My eldest daughter, Sunbum and I, only went to Kroger's to pick up a few items for dinner, and to return a DVD. An elderly couple beat us there, and I could tell that they intended to take their own sweet time. So, I left Sunbum there in line and set out to buy our groceries. When I walked back up to the front, ten minutes later, she was still waiting. I forgot the refried beans, so I again strolled to the other side of the store, and came back another five minutes later, she was still waiting. Irritated, I asked her, "Sunbum, you're still here"? To which, the guy shot me a mean faced glance. Sunbum started to whistle to pass the time and he narrowed his eyes at us. Finally, I figured that our impeccable manners and patience wasn't working for us, so I might as well be as bitchy as possible. The old man asked a teenage sacker what movie he recommended, as the wife, hooked up to a nostril tube oxygen apparatus, scrolled through the computer menu for the umpteenth time. I dialogued with Sunbum in my most snooty British accent, "Yes Niles, what do you suggest off the menu for our evening jollies? Which flick possesses the robust bouquet to compliment a fine meal of steak tartar? Perhaps, we'd like to try the house special after all, because I don't care for the flavor of foreign productions". The man narrowed his eyes even further and threw in a snarly lip curl.

Finally, we hit comedy gold when the man turns to the young clerk and queries, "My wife really wants The 40 Year Old Virgin, but there aren't any more". That's it. Sunbum and I lost it, and started laughing like hyenas. The old farts and teenage boy, though, did not seem to catch the humor in it. Later, while at the checkout stand, I relayed the tale to the 60-ish cashier, and she started laughing too, as she told us in her southern accent, "OOH-WHEE! Let me know when they do find The 40 Year Old Virgin, and send him MY way"!

Dirty swingin seniors!


omar said...


But no, we don't have these machines up here in upstate NY. At least, not yet.

Radioactive Jam said...

Scene: same elderly couple, driving home (or mass transit, or whatever).
She: *silent, stares into space*
He: *likewise*
Time passes...
She: *eyes pop open; turns, uses handbag to club partner on head* "You pervert! How dare you humiliate me like that!"
He: "Ow! Wha...?! Ow!"

jams o donnell said...

Such new fangled dispensing machines are not known here. I daresay someone will import them sometime in the not too distant future. We relay on good old fashioned rental by post from Amazon (not bad a choice whn the local Blockbuster has Revenge of the Nerds III in its World Cinema section!)

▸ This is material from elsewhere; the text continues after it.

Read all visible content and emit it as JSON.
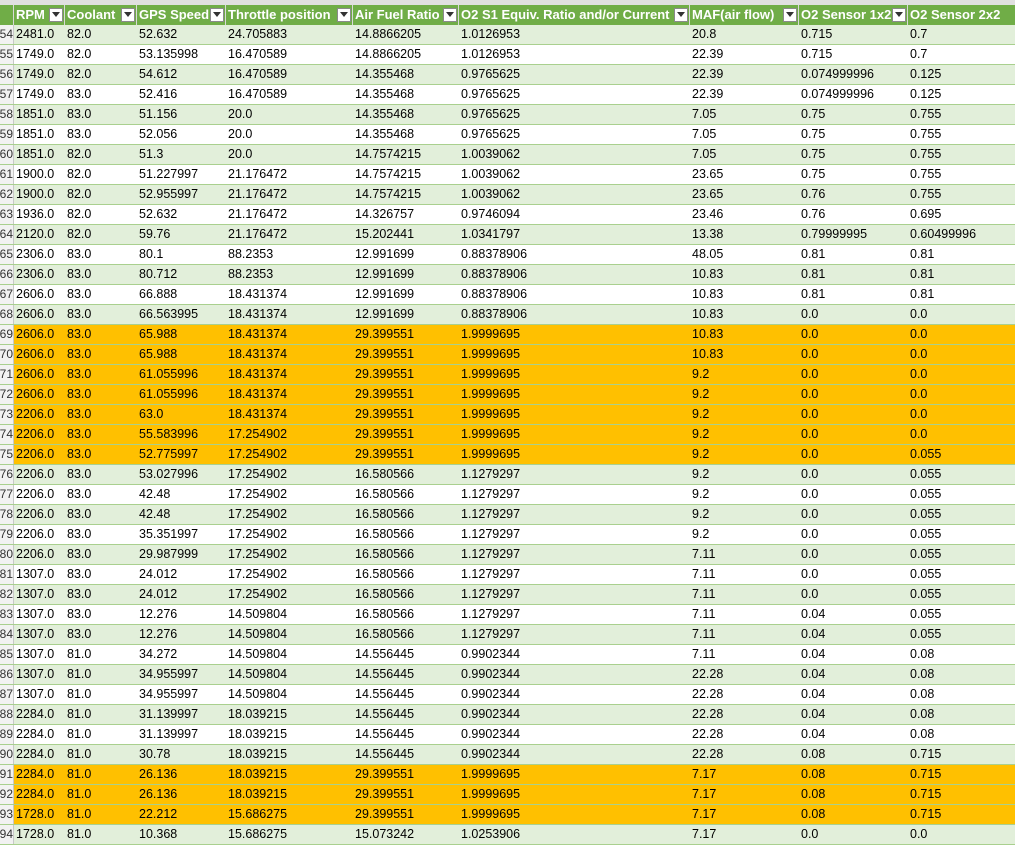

40 year old virgins? I can't imagine many men would admit to that!

christo said...

It wouldn't work here. Before anything can be done, the machine would have been vandalised and all its contents emptied out.

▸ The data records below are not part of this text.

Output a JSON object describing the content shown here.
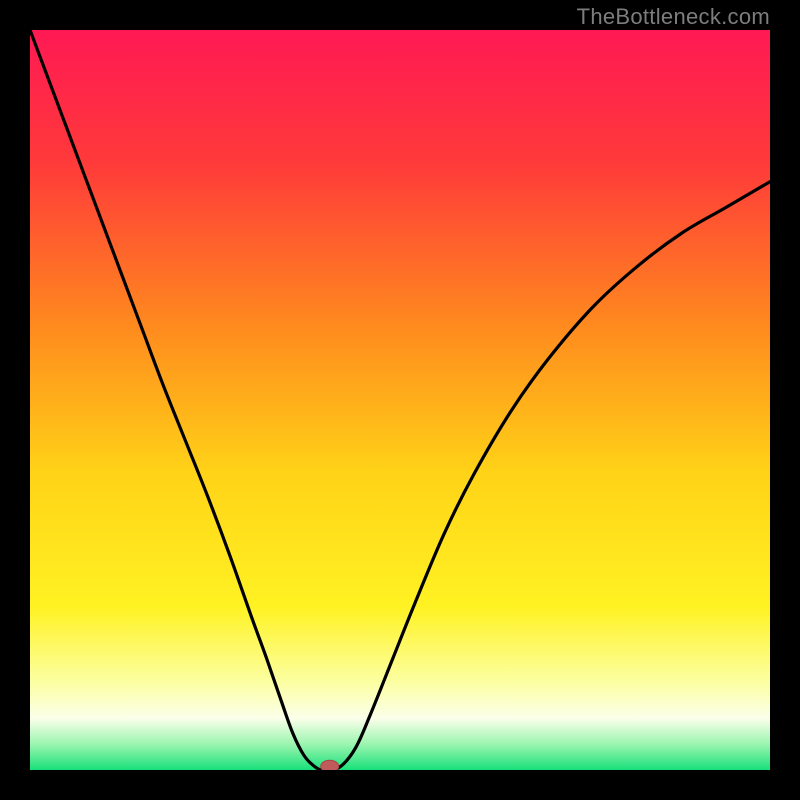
{
  "watermark": "TheBottleneck.com",
  "colors": {
    "background": "#000000",
    "curve": "#000000",
    "marker_fill": "#c15a5a",
    "marker_stroke": "#a64646",
    "gradient_stops": [
      {
        "offset": 0.0,
        "color": "#ff1954"
      },
      {
        "offset": 0.18,
        "color": "#ff3a3a"
      },
      {
        "offset": 0.4,
        "color": "#ff8a1e"
      },
      {
        "offset": 0.6,
        "color": "#ffd317"
      },
      {
        "offset": 0.78,
        "color": "#fff223"
      },
      {
        "offset": 0.88,
        "color": "#fcffa0"
      },
      {
        "offset": 0.93,
        "color": "#fbffea"
      },
      {
        "offset": 0.965,
        "color": "#9cf5b0"
      },
      {
        "offset": 1.0,
        "color": "#18e07a"
      }
    ]
  },
  "chart_data": {
    "type": "line",
    "title": "",
    "xlabel": "",
    "ylabel": "",
    "xlim": [
      0,
      1
    ],
    "ylim": [
      0,
      1
    ],
    "marker": {
      "x": 0.405,
      "y": 0.005
    },
    "series": [
      {
        "name": "curve",
        "x": [
          0.0,
          0.03,
          0.06,
          0.09,
          0.12,
          0.15,
          0.18,
          0.21,
          0.24,
          0.27,
          0.3,
          0.32,
          0.34,
          0.355,
          0.37,
          0.383,
          0.393,
          0.403,
          0.42,
          0.44,
          0.46,
          0.49,
          0.52,
          0.56,
          0.6,
          0.65,
          0.7,
          0.76,
          0.82,
          0.88,
          0.94,
          1.0
        ],
        "y": [
          1.0,
          0.92,
          0.84,
          0.76,
          0.68,
          0.6,
          0.52,
          0.445,
          0.37,
          0.29,
          0.205,
          0.15,
          0.092,
          0.05,
          0.02,
          0.006,
          0.0,
          0.0,
          0.005,
          0.03,
          0.075,
          0.15,
          0.225,
          0.32,
          0.4,
          0.485,
          0.555,
          0.625,
          0.68,
          0.725,
          0.76,
          0.795
        ]
      }
    ]
  }
}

Malaysians [i]really love[/i] watching movies.

Moi said...

Wait, wait, wait! They make McDonalds in a machine??

White Man Retarded said...

Old people are feeble, so just push them out of the way next time.

elasticwaistbandlady said...

HAHA, OMAR, We have something you don't have! neener

That's the funny part raj, the humor of the moment just sailed right over their heads. Something tells me by their demonstrated inconsiderate nature, that they're pretty shameless, and not easily embarrassed.

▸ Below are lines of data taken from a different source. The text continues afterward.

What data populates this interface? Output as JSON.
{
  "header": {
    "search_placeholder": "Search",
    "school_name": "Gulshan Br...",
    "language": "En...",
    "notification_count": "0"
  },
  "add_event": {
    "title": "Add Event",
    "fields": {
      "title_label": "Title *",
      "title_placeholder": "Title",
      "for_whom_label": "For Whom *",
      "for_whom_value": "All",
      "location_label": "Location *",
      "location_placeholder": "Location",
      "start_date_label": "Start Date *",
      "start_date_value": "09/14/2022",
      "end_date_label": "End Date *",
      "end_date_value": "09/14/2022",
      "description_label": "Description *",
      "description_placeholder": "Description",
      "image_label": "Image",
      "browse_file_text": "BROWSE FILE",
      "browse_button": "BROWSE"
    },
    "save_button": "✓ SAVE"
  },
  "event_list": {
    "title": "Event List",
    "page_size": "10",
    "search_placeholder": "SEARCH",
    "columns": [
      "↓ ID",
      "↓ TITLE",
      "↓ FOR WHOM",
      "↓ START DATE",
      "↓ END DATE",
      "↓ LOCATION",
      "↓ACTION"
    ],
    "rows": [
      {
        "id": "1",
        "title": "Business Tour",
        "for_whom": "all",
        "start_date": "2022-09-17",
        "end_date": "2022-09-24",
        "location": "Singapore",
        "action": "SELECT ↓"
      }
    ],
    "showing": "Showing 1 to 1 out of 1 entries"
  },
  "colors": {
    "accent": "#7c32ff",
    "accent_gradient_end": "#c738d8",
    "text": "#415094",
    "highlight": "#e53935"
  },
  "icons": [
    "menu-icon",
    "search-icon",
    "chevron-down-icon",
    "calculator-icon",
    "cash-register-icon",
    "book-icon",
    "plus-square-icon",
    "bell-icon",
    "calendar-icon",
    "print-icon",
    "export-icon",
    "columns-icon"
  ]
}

You haven't seen The 40 Year Old Virgin yet, jams? I heard it's raunchy. However, the whole Revenge Of The Nerds trilogy is a cinematic classic.

I think Malaysians are better off with pirated copies anyway. Then they can enjoy the experience the joy of ownership as opposed to renting. A co-worker gave my husband a pirated copy of King Kong at Christmas. It had an anti-theft commercial at the beginning of it. Irony!

carrot, if that were true, I long since would have purchased one of those machines.

Patrick, that cracked me up! Don't tempt me, I'm really trying to get back on the Churchy track again.

Julie said...

*SNORT* That is TOO good to be true! I think I'd have died laughing!

Orion's Mom said...

Haven't seen them here, but my brother-in-law in Utah LOVES them.